Monitoring Disk Usage
Hard disk capacities these days are large compared to the early days of computers. My first hard disk around 1987 or so was a whopping 10 MB housed in an external case the size of a shoe box. Except for certain use cases many people never fill disks to capacity and pay little attention to disk storage space. Typically I am no different although I tinker enough with computers to be aware of disk usage.
I noticed I had lost about 30 GB of space on the house network file server backup partition
/dev/sdb1. Within another day that total increased to about 40 GB.
The backup strategy includes a set of cloned disks. Those disks are updated about every three days using a custom shell script based on
rsync. The sudden disk changes happened within a day of the most recent clone disk backup. I could compare the affected partition between the two disks.
I spent significant time comparing files and directories looking for a root cause. No matter how I inspected and compared files I found nothing obvious.
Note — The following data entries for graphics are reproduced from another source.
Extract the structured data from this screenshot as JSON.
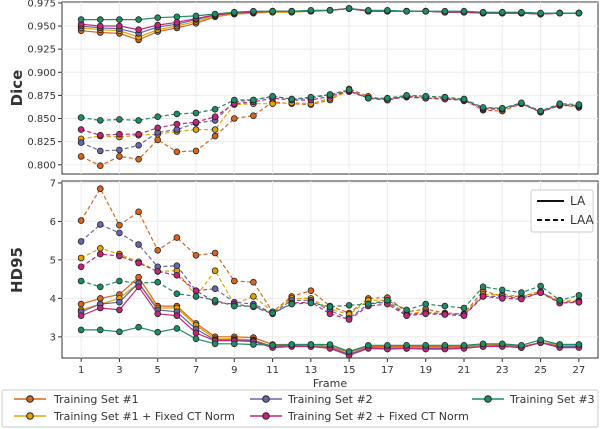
{
  "chart_data": [
    {
      "type": "line",
      "ylabel": "Dice",
      "ylim": [
        0.79,
        0.976
      ],
      "yticks": [
        0.8,
        0.825,
        0.85,
        0.875,
        0.9,
        0.925,
        0.95,
        0.975
      ],
      "ytick_labels": [
        "0.800",
        "0.825",
        "0.850",
        "0.875",
        "0.900",
        "0.925",
        "0.950",
        "0.975"
      ],
      "xlim": [
        0,
        28
      ],
      "grid": true,
      "series": [
        {
          "name": "Training Set #1",
          "line": "LA",
          "color": "#d9661f",
          "values": [
            0.945,
            0.943,
            0.942,
            0.935,
            0.944,
            0.948,
            0.953,
            0.96,
            0.963,
            0.964,
            0.965,
            0.965,
            0.966,
            0.967,
            0.969,
            0.966,
            0.966,
            0.966,
            0.966,
            0.965,
            0.965,
            0.964,
            0.964,
            0.964,
            0.963,
            0.964,
            0.964
          ]
        },
        {
          "name": "Training Set #1 + Fixed CT Norm",
          "line": "LA",
          "color": "#e0a400",
          "values": [
            0.948,
            0.946,
            0.945,
            0.938,
            0.946,
            0.95,
            0.955,
            0.961,
            0.963,
            0.964,
            0.965,
            0.965,
            0.966,
            0.967,
            0.969,
            0.966,
            0.966,
            0.966,
            0.966,
            0.965,
            0.965,
            0.964,
            0.964,
            0.964,
            0.963,
            0.964,
            0.964
          ]
        },
        {
          "name": "Training Set #2",
          "line": "LA",
          "color": "#6a67a8",
          "values": [
            0.95,
            0.948,
            0.947,
            0.942,
            0.949,
            0.952,
            0.957,
            0.962,
            0.964,
            0.965,
            0.966,
            0.966,
            0.966,
            0.967,
            0.969,
            0.966,
            0.966,
            0.966,
            0.966,
            0.965,
            0.965,
            0.964,
            0.964,
            0.964,
            0.963,
            0.964,
            0.964
          ]
        },
        {
          "name": "Training Set #2 + Fixed CT Norm",
          "line": "LA",
          "color": "#c2267a",
          "values": [
            0.952,
            0.95,
            0.95,
            0.946,
            0.951,
            0.954,
            0.958,
            0.962,
            0.964,
            0.965,
            0.966,
            0.966,
            0.966,
            0.967,
            0.969,
            0.966,
            0.966,
            0.966,
            0.966,
            0.965,
            0.965,
            0.964,
            0.964,
            0.964,
            0.963,
            0.964,
            0.964
          ]
        },
        {
          "name": "Training Set #3",
          "line": "LA",
          "color": "#1e8c66",
          "values": [
            0.957,
            0.957,
            0.957,
            0.957,
            0.959,
            0.96,
            0.961,
            0.963,
            0.965,
            0.966,
            0.966,
            0.966,
            0.967,
            0.967,
            0.969,
            0.967,
            0.967,
            0.966,
            0.966,
            0.966,
            0.966,
            0.965,
            0.965,
            0.965,
            0.964,
            0.964,
            0.964
          ]
        },
        {
          "name": "Training Set #1",
          "line": "LAA",
          "color": "#d9661f",
          "values": [
            0.809,
            0.799,
            0.809,
            0.806,
            0.827,
            0.814,
            0.815,
            0.831,
            0.85,
            0.853,
            0.868,
            0.866,
            0.865,
            0.87,
            0.882,
            0.874,
            0.87,
            0.875,
            0.874,
            0.873,
            0.87,
            0.859,
            0.858,
            0.866,
            0.857,
            0.865,
            0.862
          ]
        },
        {
          "name": "Training Set #1 + Fixed CT Norm",
          "line": "LAA",
          "color": "#e0a400",
          "values": [
            0.828,
            0.831,
            0.83,
            0.832,
            0.833,
            0.836,
            0.838,
            0.838,
            0.865,
            0.866,
            0.866,
            0.867,
            0.866,
            0.872,
            0.879,
            0.872,
            0.87,
            0.874,
            0.872,
            0.871,
            0.871,
            0.86,
            0.86,
            0.866,
            0.857,
            0.865,
            0.863
          ]
        },
        {
          "name": "Training Set #2",
          "line": "LAA",
          "color": "#6a67a8",
          "values": [
            0.824,
            0.815,
            0.816,
            0.821,
            0.835,
            0.838,
            0.845,
            0.848,
            0.868,
            0.87,
            0.874,
            0.871,
            0.872,
            0.876,
            0.88,
            0.872,
            0.871,
            0.873,
            0.872,
            0.872,
            0.869,
            0.861,
            0.86,
            0.866,
            0.857,
            0.864,
            0.864
          ]
        },
        {
          "name": "Training Set #2 + Fixed CT Norm",
          "line": "LAA",
          "color": "#c2267a",
          "values": [
            0.838,
            0.832,
            0.833,
            0.833,
            0.84,
            0.844,
            0.846,
            0.852,
            0.866,
            0.868,
            0.872,
            0.87,
            0.87,
            0.874,
            0.88,
            0.872,
            0.87,
            0.874,
            0.872,
            0.871,
            0.87,
            0.861,
            0.861,
            0.866,
            0.857,
            0.865,
            0.864
          ]
        },
        {
          "name": "Training Set #3",
          "line": "LAA",
          "color": "#1e8c66",
          "values": [
            0.851,
            0.848,
            0.849,
            0.848,
            0.852,
            0.855,
            0.856,
            0.86,
            0.87,
            0.87,
            0.874,
            0.871,
            0.873,
            0.876,
            0.881,
            0.872,
            0.872,
            0.875,
            0.874,
            0.873,
            0.871,
            0.862,
            0.861,
            0.867,
            0.858,
            0.866,
            0.865
          ]
        }
      ]
    },
    {
      "type": "line",
      "ylabel": "HD95",
      "xlabel": "Frame",
      "ylim": [
        2.45,
        7.05
      ],
      "yticks": [
        3,
        4,
        5,
        6,
        7
      ],
      "ytick_labels": [
        "3",
        "4",
        "5",
        "6",
        "7"
      ],
      "xlim": [
        0,
        28
      ],
      "xticks": [
        1,
        3,
        5,
        7,
        9,
        11,
        13,
        15,
        17,
        19,
        21,
        23,
        25,
        27
      ],
      "xtick_labels": [
        "1",
        "3",
        "5",
        "7",
        "9",
        "11",
        "13",
        "15",
        "17",
        "19",
        "21",
        "23",
        "25",
        "27"
      ],
      "grid": true,
      "series": [
        {
          "name": "Training Set #1",
          "line": "LA",
          "color": "#d9661f",
          "values": [
            3.85,
            4.0,
            4.1,
            4.55,
            3.8,
            3.8,
            3.35,
            3.0,
            3.0,
            2.98,
            2.8,
            2.8,
            2.8,
            2.75,
            2.6,
            2.75,
            2.75,
            2.75,
            2.75,
            2.75,
            2.75,
            2.8,
            2.8,
            2.75,
            2.85,
            2.8,
            2.8
          ]
        },
        {
          "name": "Training Set #1 + Fixed CT Norm",
          "line": "LA",
          "color": "#e0a400",
          "values": [
            3.7,
            3.85,
            4.0,
            4.4,
            3.75,
            3.75,
            3.3,
            2.95,
            2.95,
            2.92,
            2.75,
            2.78,
            2.78,
            2.72,
            2.55,
            2.72,
            2.72,
            2.72,
            2.72,
            2.72,
            2.72,
            2.78,
            2.78,
            2.72,
            2.85,
            2.78,
            2.78
          ]
        },
        {
          "name": "Training Set #2",
          "line": "LA",
          "color": "#6a67a8",
          "values": [
            3.65,
            3.85,
            3.9,
            4.4,
            3.7,
            3.65,
            3.2,
            2.92,
            2.92,
            2.9,
            2.75,
            2.78,
            2.75,
            2.72,
            2.55,
            2.72,
            2.7,
            2.7,
            2.7,
            2.7,
            2.72,
            2.75,
            2.78,
            2.72,
            2.85,
            2.75,
            2.75
          ]
        },
        {
          "name": "Training Set #2 + Fixed CT Norm",
          "line": "LA",
          "color": "#c2267a",
          "values": [
            3.55,
            3.75,
            3.7,
            4.3,
            3.6,
            3.55,
            3.1,
            2.9,
            2.9,
            2.88,
            2.72,
            2.75,
            2.75,
            2.7,
            2.52,
            2.7,
            2.68,
            2.7,
            2.68,
            2.68,
            2.7,
            2.75,
            2.75,
            2.72,
            2.85,
            2.72,
            2.72
          ]
        },
        {
          "name": "Training Set #3",
          "line": "LA",
          "color": "#1e8c66",
          "values": [
            3.18,
            3.18,
            3.13,
            3.25,
            3.12,
            3.22,
            2.95,
            2.82,
            2.82,
            2.8,
            2.78,
            2.8,
            2.8,
            2.8,
            2.62,
            2.78,
            2.78,
            2.78,
            2.78,
            2.78,
            2.78,
            2.82,
            2.82,
            2.78,
            2.92,
            2.8,
            2.8
          ]
        },
        {
          "name": "Training Set #1",
          "line": "LAA",
          "color": "#d9661f",
          "values": [
            6.02,
            6.85,
            5.9,
            6.25,
            5.25,
            5.58,
            5.12,
            5.18,
            4.45,
            4.42,
            3.65,
            4.05,
            4.2,
            3.8,
            3.62,
            4.0,
            4.02,
            3.65,
            3.72,
            3.62,
            3.6,
            4.2,
            4.05,
            4.05,
            4.18,
            3.88,
            3.9
          ]
        },
        {
          "name": "Training Set #1 + Fixed CT Norm",
          "line": "LAA",
          "color": "#e0a400",
          "values": [
            5.05,
            5.3,
            5.15,
            4.95,
            4.7,
            4.72,
            4.05,
            4.72,
            3.85,
            4.05,
            3.65,
            4.0,
            4.0,
            3.72,
            3.58,
            3.95,
            3.95,
            3.6,
            3.65,
            3.6,
            3.6,
            4.1,
            4.1,
            4.05,
            4.15,
            3.95,
            3.95
          ]
        },
        {
          "name": "Training Set #2",
          "line": "LAA",
          "color": "#6a67a8",
          "values": [
            5.48,
            5.92,
            5.7,
            5.4,
            4.82,
            4.85,
            4.2,
            4.25,
            3.9,
            3.85,
            3.62,
            3.95,
            3.95,
            3.68,
            3.48,
            3.85,
            3.9,
            3.58,
            3.62,
            3.6,
            3.58,
            4.05,
            4.05,
            4.0,
            4.15,
            3.9,
            3.92
          ]
        },
        {
          "name": "Training Set #2 + Fixed CT Norm",
          "line": "LAA",
          "color": "#c2267a",
          "values": [
            4.82,
            5.15,
            5.1,
            4.92,
            4.7,
            4.6,
            4.2,
            3.9,
            3.85,
            3.78,
            3.6,
            3.88,
            3.9,
            3.6,
            3.45,
            3.8,
            3.85,
            3.55,
            3.6,
            3.58,
            3.55,
            4.05,
            4.0,
            3.98,
            4.15,
            3.88,
            3.9
          ]
        },
        {
          "name": "Training Set #3",
          "line": "LAA",
          "color": "#1e8c66",
          "values": [
            4.45,
            4.3,
            4.45,
            4.4,
            4.42,
            4.12,
            4.05,
            3.95,
            3.8,
            3.8,
            3.62,
            3.85,
            3.88,
            3.78,
            3.82,
            3.85,
            3.95,
            3.7,
            3.85,
            3.8,
            3.75,
            4.3,
            4.22,
            4.15,
            4.32,
            3.95,
            4.08
          ]
        }
      ]
    }
  ],
  "legend_lines": [
    {
      "label": "LA",
      "style": "solid"
    },
    {
      "label": "LAA",
      "style": "dashed"
    }
  ],
  "legend_sets": [
    {
      "label": "Training Set #1",
      "color": "#d9661f"
    },
    {
      "label": "Training Set #1 + Fixed CT Norm",
      "color": "#e0a400"
    },
    {
      "label": "Training Set #2",
      "color": "#6a67a8"
    },
    {
      "label": "Training Set #2 + Fixed CT Norm",
      "color": "#c2267a"
    },
    {
      "label": "Training Set #3",
      "color": "#1e8c66"
    }
  ]
}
I noticed a coincidental loss of data in the hourly rsnapshot backups. Coincidence does not mean causation. I never confirmed anything, but I suspected the hourly rsnapshot rotations corrupted, leaving a mess of broken hard links. Perhaps something peculiar such as inodes being mapped as used.
The loss of 40 GB of disk space should have been easy to find and that was not the case.
In response I wrote a shell script to monitor partition space, something to help beyond general daily observations. There are many disk and file monitoring utilities, but often I prefer and enjoy rolling my own remedy with a shell script. Often specialized utilities are designed to cover many use cases and can be overly complex. A shell script comfortably covers a single use case.
The script is not fancy. Through an hourly cron job the script sends the output of
df -hTl | grep ^/dev/ | egrep -v “tmpfs|/mnt/|/media” | sort -V to a log file.
diff command the script compares that output to the previous recorded output. Any difference greater than 2% is reported in an email.
There are no nuisance emails unless I create large temporary files. Even then the emails are only hourly. I do not mind a few extra emails because the lost 40 GB of drive space likely will remain a mystery. I want to avoid repeating another such event. The goal is to investigate timely and hopefully pinpoint the root cause should a similar disk glitch happen.